Protecting and Restoring Our Wilderness Legacy
When Spanish settlers first arrived in New Mexico four hundred years ago, they described rolling hills of auburn grass and cacti that came up to the stirrups of mounted horsemen. Later, Aldo Leopold, “the father of Wilderness”, wrote of this land of unparalleled biological diversity that the “…oak-dotted hills, …pine clad mesas, and lazy trout streams …come near to being the cream of creation.”
Sadly, today most of the rolling grasses are gone, the streams have long dried up, and many of the speckled mesas and hills have been sacrificed to economic development and motorized recreation. These lands, once treasured as some of the wildest in the west, are quickly dwindling.
There are well over 4.5 million acres of potential Wilderness in New Mexico. Aggressive wilderness advocacy campaigns are necessary to create the public demand to permanently protect these areas as Wilderness.

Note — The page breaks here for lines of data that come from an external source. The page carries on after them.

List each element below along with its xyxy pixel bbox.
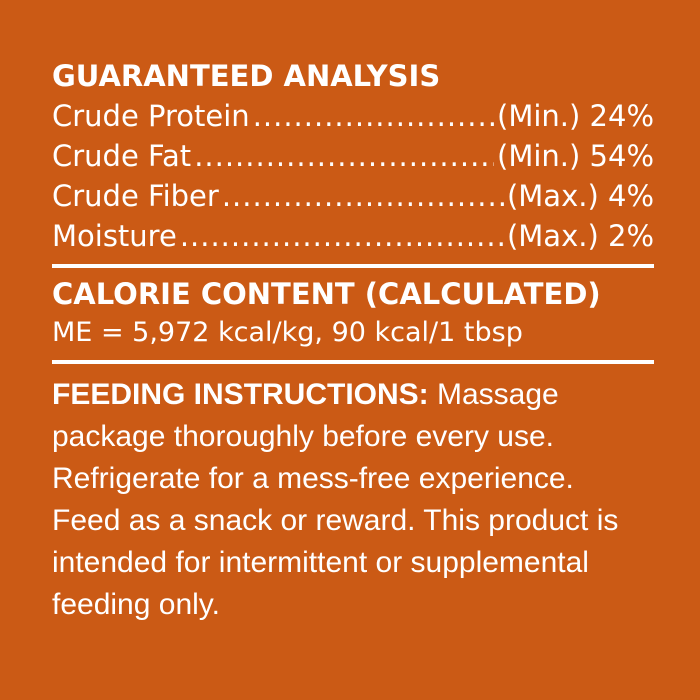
analysis-label: Crude Fat — [52, 139, 192, 173]
divider — [52, 264, 654, 268]
guaranteed-analysis-title: GUARANTEED ANALYSIS — [52, 59, 441, 93]
analysis-value: (Max.) 4% — [506, 179, 654, 213]
analysis-value: (Min.) 24% — [497, 99, 654, 133]
dot-leader — [180, 216, 504, 256]
analysis-label: Crude Protein — [52, 99, 250, 133]
calorie-content-value: ME = 5,972 kcal/kg, 90 kcal/1 tbsp — [52, 317, 523, 348]
analysis-row: Moisture (Max.) 2% — [52, 216, 654, 256]
analysis-row: Crude Protein (Min.) 24% — [52, 96, 654, 136]
analysis-label: Moisture — [52, 219, 177, 253]
feeding-text: Massage — [428, 378, 559, 411]
divider — [52, 360, 654, 364]
feeding-text: package thoroughly before every use. — [52, 420, 554, 453]
analysis-row: Crude Fiber (Max.) 4% — [52, 176, 654, 216]
analysis-value: (Min.) 54% — [497, 139, 654, 173]
feeding-text: feeding only. — [52, 588, 220, 621]
feeding-text: intended for intermittent or supplementa… — [52, 546, 589, 579]
analysis-label: Crude Fiber — [52, 179, 219, 213]
dot-leader — [253, 96, 494, 136]
dot-leader — [194, 136, 494, 176]
dot-leader — [222, 176, 504, 216]
feeding-title: FEEDING INSTRUCTIONS: — [52, 378, 429, 411]
feeding-text: Refrigerate for a mess-free experience. — [52, 462, 574, 495]
feeding-text: Feed as a snack or reward. This product … — [52, 504, 619, 537]
analysis-value: (Max.) 2% — [506, 219, 654, 253]
analysis-row: Crude Fat (Min.) 54% — [52, 136, 654, 176]
calorie-content-title: CALORIE CONTENT (CALCULATED) — [52, 277, 601, 311]
feeding-instructions: FEEDING INSTRUCTIONS: Massage package th… — [52, 374, 654, 626]
label-panel: GUARANTEED ANALYSIS Crude Protein (Min.)… — [52, 56, 654, 626]
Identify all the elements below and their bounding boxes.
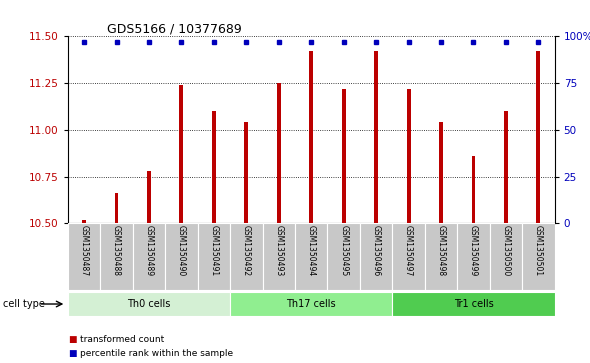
Bar <box>198 223 230 290</box>
Bar <box>425 223 457 290</box>
Bar <box>179 85 183 223</box>
Text: transformed count: transformed count <box>80 335 164 344</box>
Text: ■: ■ <box>68 350 76 358</box>
Bar <box>82 220 86 223</box>
Text: GDS5166 / 10377689: GDS5166 / 10377689 <box>107 22 241 35</box>
Bar <box>244 122 248 223</box>
Bar <box>392 223 425 290</box>
Bar <box>407 89 411 223</box>
Text: GSM1350487: GSM1350487 <box>80 225 88 276</box>
Text: GSM1350498: GSM1350498 <box>437 225 445 276</box>
Bar <box>263 223 295 290</box>
Bar <box>100 223 133 290</box>
Bar <box>490 223 522 290</box>
Text: GSM1350490: GSM1350490 <box>177 225 186 277</box>
Text: cell type: cell type <box>3 299 45 309</box>
Text: Th17 cells: Th17 cells <box>286 299 336 309</box>
Text: GSM1350492: GSM1350492 <box>242 225 251 276</box>
Text: Tr1 cells: Tr1 cells <box>454 299 493 309</box>
Bar <box>504 111 508 223</box>
Text: GSM1350496: GSM1350496 <box>372 225 381 277</box>
Bar <box>327 223 360 290</box>
Text: ■: ■ <box>68 335 76 344</box>
Bar <box>147 171 151 223</box>
Text: GSM1350495: GSM1350495 <box>339 225 348 277</box>
Text: GSM1350497: GSM1350497 <box>404 225 413 277</box>
Text: GSM1350499: GSM1350499 <box>469 225 478 277</box>
Bar <box>309 51 313 223</box>
Bar <box>230 292 392 316</box>
Bar <box>68 223 100 290</box>
Bar <box>360 223 392 290</box>
Text: GSM1350493: GSM1350493 <box>274 225 283 277</box>
Bar <box>374 51 378 223</box>
Text: GSM1350500: GSM1350500 <box>502 225 510 277</box>
Bar <box>133 223 165 290</box>
Bar <box>114 193 119 223</box>
Text: GSM1350488: GSM1350488 <box>112 225 121 276</box>
Bar <box>471 156 476 223</box>
Text: Th0 cells: Th0 cells <box>127 299 171 309</box>
Text: GSM1350489: GSM1350489 <box>145 225 153 276</box>
Bar <box>536 51 540 223</box>
Text: GSM1350501: GSM1350501 <box>534 225 543 276</box>
Bar <box>457 223 490 290</box>
Bar <box>295 223 327 290</box>
Bar <box>165 223 198 290</box>
Text: percentile rank within the sample: percentile rank within the sample <box>80 350 233 358</box>
Text: GSM1350491: GSM1350491 <box>209 225 218 276</box>
Text: GSM1350494: GSM1350494 <box>307 225 316 277</box>
Bar <box>68 292 230 316</box>
Bar <box>230 223 263 290</box>
Bar <box>439 122 443 223</box>
Bar <box>392 292 555 316</box>
Bar <box>212 111 216 223</box>
Bar <box>277 83 281 223</box>
Bar <box>342 89 346 223</box>
Bar <box>522 223 555 290</box>
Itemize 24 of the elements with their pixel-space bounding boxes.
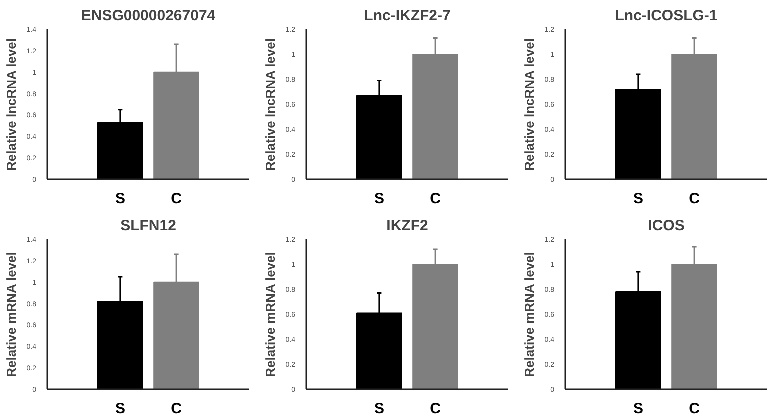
chart-title: Lnc-IKZF2-7	[364, 8, 451, 24]
chart-title: ENSG00000267074	[81, 8, 216, 24]
x-tick-label: C	[171, 190, 182, 208]
x-tick-label: C	[430, 400, 442, 418]
chart-title: ICOS	[648, 218, 685, 234]
x-tick-label: S	[633, 400, 644, 418]
y-axis-title: Relative mRNA level	[4, 252, 19, 378]
y-axis-title: Relative mRNA level	[262, 252, 278, 378]
x-tick-label: S	[633, 190, 644, 208]
chart-title: Lnc-ICOSLG-1	[615, 8, 718, 24]
y-axis-title: Relative mRNA level	[522, 252, 537, 378]
x-tick-label: S	[374, 400, 384, 418]
chart-title: IKZF2	[386, 218, 428, 234]
y-axis-title: Relative lncRNA level	[262, 38, 278, 171]
y-axis-title: Relative lncRNA level	[4, 38, 19, 171]
chart-title: SLFN12	[120, 218, 176, 234]
x-tick-label: C	[689, 190, 700, 208]
x-tick-label: S	[115, 190, 126, 208]
x-tick-label: C	[689, 400, 700, 418]
x-tick-label: C	[171, 400, 182, 418]
x-tick-label: S	[115, 400, 126, 418]
y-axis-title: Relative lncRNA level	[522, 38, 537, 171]
x-tick-label: C	[430, 190, 442, 208]
x-tick-label: S	[374, 190, 384, 208]
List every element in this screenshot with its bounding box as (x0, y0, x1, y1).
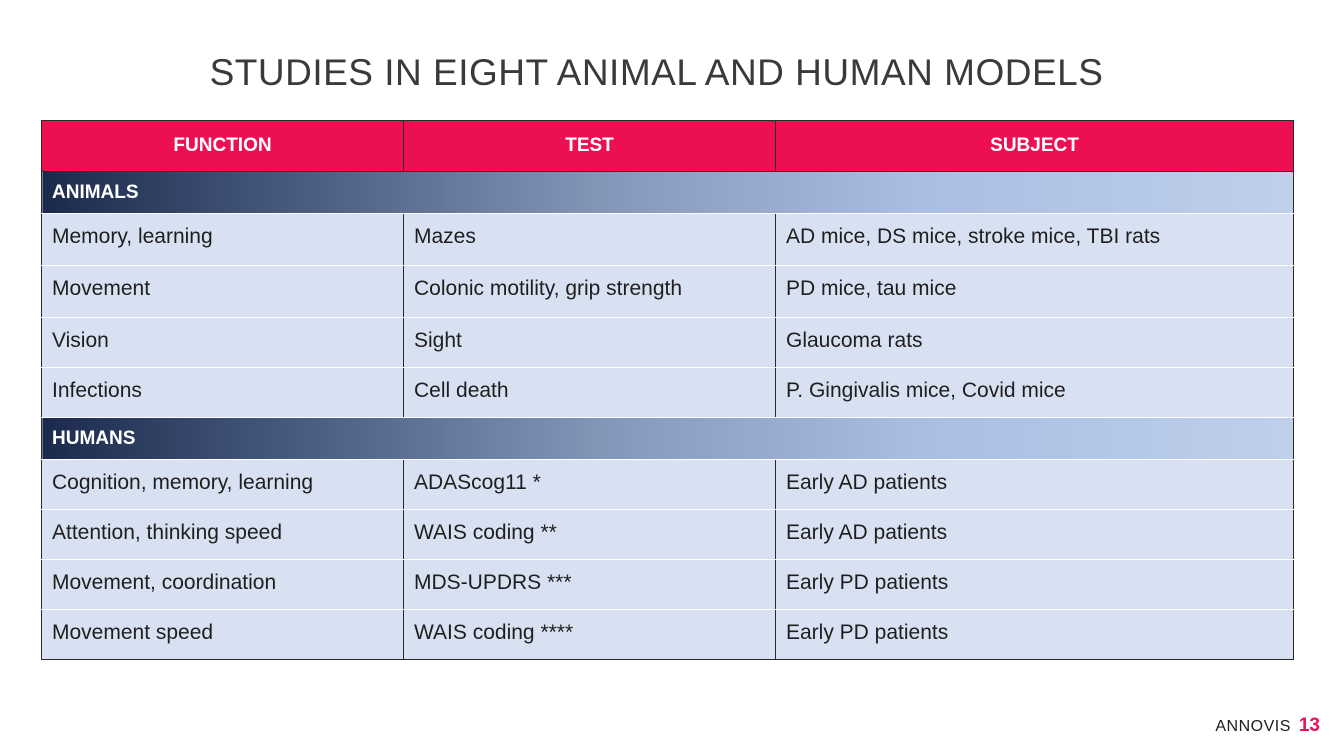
table-header-row: FUNCTION TEST SUBJECT (41, 120, 1294, 172)
cell-test: MDS-UPDRS *** (403, 559, 776, 610)
cell-function: Cognition, memory, learning (41, 459, 404, 510)
cell-function: Infections (41, 367, 404, 418)
table-row: Memory, learning Mazes AD mice, DS mice,… (41, 213, 1294, 266)
section-row-humans: HUMANS (41, 417, 1294, 460)
page-number: 13 (1298, 715, 1320, 736)
section-label: HUMANS (41, 417, 1294, 460)
cell-subject: PD mice, tau mice (775, 265, 1294, 318)
section-row-animals: ANIMALS (41, 171, 1294, 214)
table-row: Movement speed WAIS coding **** Early PD… (41, 609, 1294, 660)
cell-test: WAIS coding **** (403, 609, 776, 660)
brand-logo-text: ANNOVIS (1215, 718, 1291, 735)
cell-subject: P. Gingivalis mice, Covid mice (775, 367, 1294, 418)
table-row: Infections Cell death P. Gingivalis mice… (41, 367, 1294, 418)
cell-function: Attention, thinking speed (41, 509, 404, 560)
cell-subject: Glaucoma rats (775, 317, 1294, 368)
cell-subject: Early PD patients (775, 609, 1294, 660)
cell-subject: Early AD patients (775, 459, 1294, 510)
cell-function: Movement, coordination (41, 559, 404, 610)
header-function: FUNCTION (41, 120, 404, 172)
cell-test: ADAScog11 * (403, 459, 776, 510)
table-row: Cognition, memory, learning ADAScog11 * … (41, 459, 1294, 510)
cell-function: Memory, learning (41, 213, 404, 266)
table-row: Attention, thinking speed WAIS coding **… (41, 509, 1294, 560)
cell-function: Movement (41, 265, 404, 318)
header-subject: SUBJECT (775, 120, 1294, 172)
cell-test: Mazes (403, 213, 776, 266)
cell-subject: AD mice, DS mice, stroke mice, TBI rats (775, 213, 1294, 266)
cell-subject: Early PD patients (775, 559, 1294, 610)
cell-test: Sight (403, 317, 776, 368)
cell-test: Cell death (403, 367, 776, 418)
cell-subject: Early AD patients (775, 509, 1294, 560)
section-label: ANIMALS (41, 171, 1294, 214)
slide-title: STUDIES IN EIGHT ANIMAL AND HUMAN MODELS (209, 52, 1104, 93)
header-test: TEST (403, 120, 776, 172)
cell-function: Movement speed (41, 609, 404, 660)
table-row: Movement, coordination MDS-UPDRS *** Ear… (41, 559, 1294, 610)
studies-table: FUNCTION TEST SUBJECT ANIMALS Memory, le… (41, 120, 1294, 660)
cell-function: Vision (41, 317, 404, 368)
cell-test: Colonic motility, grip strength (403, 265, 776, 318)
table-row: Movement Colonic motility, grip strength… (41, 265, 1294, 318)
table-row: Vision Sight Glaucoma rats (41, 317, 1294, 368)
slide-footer: ANNOVIS 13 (1215, 715, 1320, 737)
cell-test: WAIS coding ** (403, 509, 776, 560)
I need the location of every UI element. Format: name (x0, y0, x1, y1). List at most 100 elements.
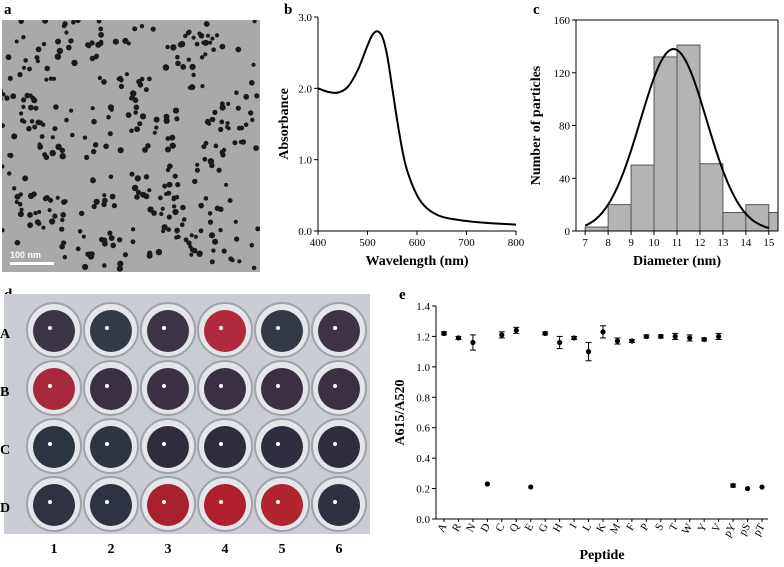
nanoparticle (23, 58, 29, 63)
nanoparticle (147, 188, 152, 193)
x-tick-label: Y (695, 521, 709, 534)
nanoparticle (5, 54, 12, 61)
nanoparticle (213, 143, 219, 149)
nanoparticle (207, 211, 213, 216)
nanoparticle (230, 257, 235, 263)
nanoparticle (53, 104, 59, 110)
well-reflection (162, 326, 166, 330)
nanoparticle (186, 240, 192, 246)
nanoparticle (108, 235, 115, 242)
nanoparticle (203, 140, 209, 146)
nanoparticle (107, 104, 114, 111)
nanoparticle (107, 131, 113, 137)
histogram-bar (699, 163, 724, 232)
nanoparticle (193, 234, 198, 239)
nanoparticle (174, 235, 179, 240)
x-tick-label: K (594, 521, 608, 534)
data-point (759, 484, 765, 490)
nanoparticle (147, 76, 152, 82)
nanoparticle (249, 242, 255, 248)
nanoparticle (166, 181, 173, 188)
nanoparticle (62, 21, 68, 27)
nanoparticle (2, 97, 3, 101)
y-tick-label: 40 (559, 173, 571, 185)
nanoparticle (233, 219, 238, 224)
nanoparticle (41, 41, 47, 47)
well-reflection (48, 442, 52, 446)
nanoparticle (99, 236, 105, 243)
y-tick-label: 2.0 (298, 83, 312, 95)
nanoparticle (170, 143, 176, 149)
nanoparticle (169, 134, 176, 141)
nanoparticle (116, 76, 121, 81)
nanoparticle (189, 63, 196, 70)
well-plate (4, 294, 370, 534)
nanoparticle (79, 210, 85, 217)
panel-label-c: c (533, 2, 540, 18)
nanoparticle (133, 104, 140, 111)
y-tick-label: 1.0 (298, 155, 312, 167)
data-point (643, 333, 649, 340)
nanoparticle (54, 53, 62, 60)
nanoparticle (11, 133, 18, 140)
nanoparticle (130, 227, 136, 232)
nanoparticle (192, 178, 198, 185)
well-reflection (162, 442, 166, 446)
well-solution (33, 310, 75, 352)
well-reflection (276, 500, 280, 504)
panel-label-e: e (399, 287, 406, 303)
nanoparticle (42, 20, 49, 24)
nanoparticle (219, 104, 226, 111)
nanoparticle (117, 147, 124, 154)
nanoparticle (37, 210, 42, 214)
nanoparticle (171, 204, 177, 209)
nanoparticle (2, 92, 6, 97)
nanoparticle (34, 55, 40, 61)
nanoparticle (117, 260, 124, 267)
row-label: B (0, 385, 9, 400)
nanoparticle (27, 66, 32, 72)
nanoparticle (22, 65, 26, 70)
nanoparticle (134, 175, 141, 182)
nanoparticle (225, 125, 230, 129)
well-reflection (276, 326, 280, 330)
nanoparticle (175, 54, 180, 60)
nanoparticle (82, 135, 88, 140)
well-solution (318, 484, 360, 526)
nanoparticle (162, 64, 170, 71)
well-solution (204, 368, 246, 410)
nanoparticle (161, 224, 168, 231)
x-tick-label: 13 (717, 237, 729, 249)
nanoparticle (27, 222, 33, 229)
well-solution (147, 368, 189, 410)
nanoparticle (89, 251, 95, 257)
row-label: A (0, 327, 11, 342)
nanoparticle (154, 125, 159, 130)
x-axis-label: Diameter (nm) (633, 254, 721, 269)
nanoparticle (140, 191, 147, 198)
x-tick-label: 12 (694, 237, 705, 249)
y-tick-label: 0.0 (298, 226, 312, 238)
well-solution (90, 368, 132, 410)
data-point (441, 330, 447, 336)
nanoparticle (216, 167, 222, 173)
nanoparticle (250, 117, 255, 123)
column-label: 6 (336, 542, 343, 557)
nanoparticle (90, 106, 95, 111)
panel-label-b: b (284, 2, 293, 18)
y-tick-label: 1.2 (416, 331, 430, 343)
nanoparticle (187, 85, 192, 90)
nanoparticle (93, 54, 99, 60)
x-axis-label: Peptide (579, 548, 624, 563)
nanoparticle (2, 89, 3, 94)
well-solution (261, 484, 303, 526)
nanoparticle (204, 118, 211, 125)
nanoparticle (203, 52, 208, 57)
row-label: C (0, 443, 10, 458)
nanoparticle (208, 40, 213, 45)
well-reflection (105, 500, 109, 504)
nanoparticle (14, 239, 21, 246)
histogram-bar (768, 212, 779, 232)
x-tick-label: N (464, 521, 478, 534)
nanoparticle (17, 72, 23, 78)
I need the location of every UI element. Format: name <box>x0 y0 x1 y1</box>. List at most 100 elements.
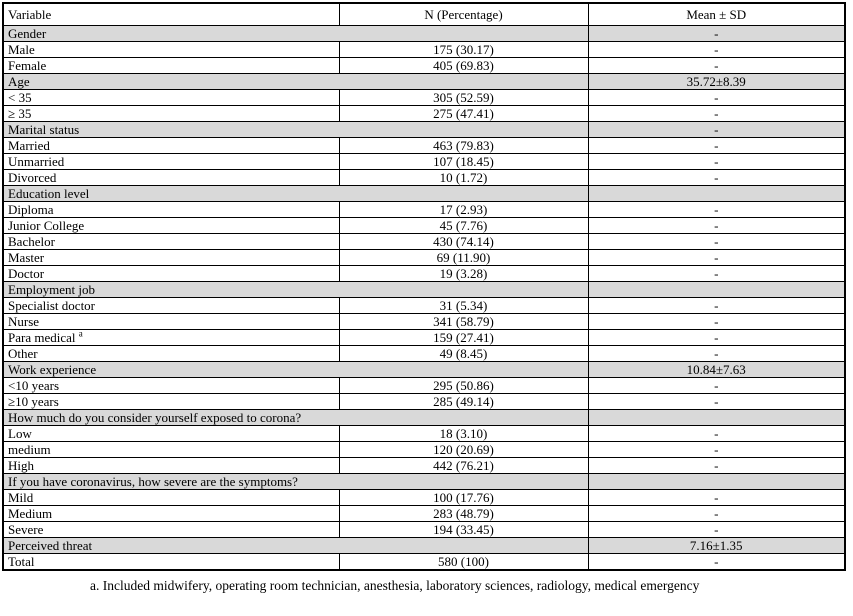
mean-sd-cell: - <box>587 153 846 170</box>
section-label-cell: Perceived threat <box>2 537 589 554</box>
mean-sd-cell: - <box>587 521 846 538</box>
n-percentage-cell: 442 (76.21) <box>338 457 589 474</box>
section-label-cell: Marital status <box>2 121 589 138</box>
section-mean-sd-cell: 7.16±1.35 <box>587 537 846 554</box>
n-percentage-cell: 31 (5.34) <box>338 297 589 314</box>
table-row-medium: medium 120 (20.69) - <box>2 441 846 458</box>
variable-cell: Medium <box>2 505 340 522</box>
mean-sd-cell: - <box>587 233 846 250</box>
table-row-35: < 35 305 (52.59) - <box>2 89 846 106</box>
variable-cell: Other <box>2 345 340 362</box>
table-row-male: Male 175 (30.17) - <box>2 41 846 58</box>
section-mean-sd-cell: - <box>587 25 846 42</box>
variable-cell: Doctor <box>2 265 340 282</box>
n-percentage-cell: 341 (58.79) <box>338 313 589 330</box>
section-row-if-you-have-coronavirus-how-severe-are-the-symptoms: If you have coronavirus, how severe are … <box>2 473 846 490</box>
n-percentage-cell: 430 (74.14) <box>338 233 589 250</box>
variable-cell: Unmarried <box>2 153 340 170</box>
table-row-other: Other 49 (8.45) - <box>2 345 846 362</box>
table-row-diploma: Diploma 17 (2.93) - <box>2 201 846 218</box>
section-mean-sd-cell <box>587 185 846 202</box>
mean-sd-cell: - <box>587 393 846 410</box>
table-row-bachelor: Bachelor 430 (74.14) - <box>2 233 846 250</box>
table-body: Gender - Male 175 (30.17) - Female 405 (69.83)… <box>2 25 846 571</box>
n-percentage-cell: 19 (3.28) <box>338 265 589 282</box>
mean-sd-cell: - <box>587 505 846 522</box>
section-mean-sd-cell: 10.84±7.63 <box>587 361 846 378</box>
n-percentage-cell: 580 (100) <box>338 553 589 571</box>
variable-cell: ≥10 years <box>2 393 340 410</box>
variable-cell: medium <box>2 441 340 458</box>
table-row-para-medical: Para medical a 159 (27.41) - <box>2 329 846 346</box>
statistics-table: Variable N (Percentage) Mean ± SD Gender… <box>2 2 846 571</box>
column-header-variable: Variable <box>2 2 340 26</box>
n-percentage-cell: 69 (11.90) <box>338 249 589 266</box>
section-label-cell: Age <box>2 73 589 90</box>
variable-cell: Para medical a <box>2 329 340 346</box>
variable-cell: <10 years <box>2 377 340 394</box>
section-row-marital-status: Marital status - <box>2 121 846 138</box>
section-row-education-level: Education level <box>2 185 846 202</box>
footnote-marker: a <box>78 329 83 339</box>
table-row-medium: Medium 283 (48.79) - <box>2 505 846 522</box>
n-percentage-cell: 18 (3.10) <box>338 425 589 442</box>
variable-cell: Low <box>2 425 340 442</box>
n-percentage-cell: 159 (27.41) <box>338 329 589 346</box>
mean-sd-cell: - <box>587 137 846 154</box>
variable-cell: ≥ 35 <box>2 105 340 122</box>
table-footnote: a. Included midwifery, operating room te… <box>90 578 700 593</box>
mean-sd-cell: - <box>587 553 846 571</box>
mean-sd-cell: - <box>587 329 846 346</box>
mean-sd-cell: - <box>587 377 846 394</box>
table-row-female: Female 405 (69.83) - <box>2 57 846 74</box>
section-mean-sd-cell: 35.72±8.39 <box>587 73 846 90</box>
section-label-cell: How much do you consider yourself expose… <box>2 409 589 426</box>
variable-cell: Male <box>2 41 340 58</box>
variable-cell: Severe <box>2 521 340 538</box>
variable-cell: High <box>2 457 340 474</box>
table-row-nurse: Nurse 341 (58.79) - <box>2 313 846 330</box>
n-percentage-cell: 194 (33.45) <box>338 521 589 538</box>
mean-sd-cell: - <box>587 425 846 442</box>
table-row-total: Total 580 (100) - <box>2 553 846 571</box>
mean-sd-cell: - <box>587 89 846 106</box>
header-row: Variable N (Percentage) Mean ± SD <box>2 2 846 26</box>
section-mean-sd-cell: - <box>587 121 846 138</box>
variable-cell: Divorced <box>2 169 340 186</box>
table-row-master: Master 69 (11.90) - <box>2 249 846 266</box>
variable-cell: Diploma <box>2 201 340 218</box>
n-percentage-cell: 120 (20.69) <box>338 441 589 458</box>
n-percentage-cell: 305 (52.59) <box>338 89 589 106</box>
section-label-cell: Gender <box>2 25 589 42</box>
mean-sd-cell: - <box>587 457 846 474</box>
table-row-high: High 442 (76.21) - <box>2 457 846 474</box>
variable-cell: Nurse <box>2 313 340 330</box>
table-row-divorced: Divorced 10 (1.72) - <box>2 169 846 186</box>
variable-cell: Total <box>2 553 340 571</box>
table-row-junior-college: Junior College 45 (7.76) - <box>2 217 846 234</box>
table-row-low: Low 18 (3.10) - <box>2 425 846 442</box>
section-label-cell: Work experience <box>2 361 589 378</box>
mean-sd-cell: - <box>587 265 846 282</box>
section-label-cell: Employment job <box>2 281 589 298</box>
variable-cell: Specialist doctor <box>2 297 340 314</box>
table-row-mild: Mild 100 (17.76) - <box>2 489 846 506</box>
mean-sd-cell: - <box>587 313 846 330</box>
n-percentage-cell: 285 (49.14) <box>338 393 589 410</box>
variable-cell: Female <box>2 57 340 74</box>
variable-cell: Mild <box>2 489 340 506</box>
variable-cell: Junior College <box>2 217 340 234</box>
variable-cell: < 35 <box>2 89 340 106</box>
n-percentage-cell: 175 (30.17) <box>338 41 589 58</box>
variable-cell: Master <box>2 249 340 266</box>
variable-cell: Bachelor <box>2 233 340 250</box>
n-percentage-cell: 283 (48.79) <box>338 505 589 522</box>
n-percentage-cell: 49 (8.45) <box>338 345 589 362</box>
section-row-work-experience: Work experience 10.84±7.63 <box>2 361 846 378</box>
mean-sd-cell: - <box>587 201 846 218</box>
n-percentage-cell: 295 (50.86) <box>338 377 589 394</box>
mean-sd-cell: - <box>587 441 846 458</box>
column-header-mean-sd: Mean ± SD <box>587 2 846 26</box>
mean-sd-cell: - <box>587 297 846 314</box>
section-mean-sd-cell <box>587 473 846 490</box>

The New Mexico Wilderness Alliance is implementing an aggressive grassroots organizing and media outreach strategy to invigorate traditional supporters of wild lands protection, convince non-traditional constituencies of the values of Wilderness preservation, and motivate a new generation of Wilderness advocates. At the same time, we are working to provide interim protection for these wild places so that they can still be protected for future generations.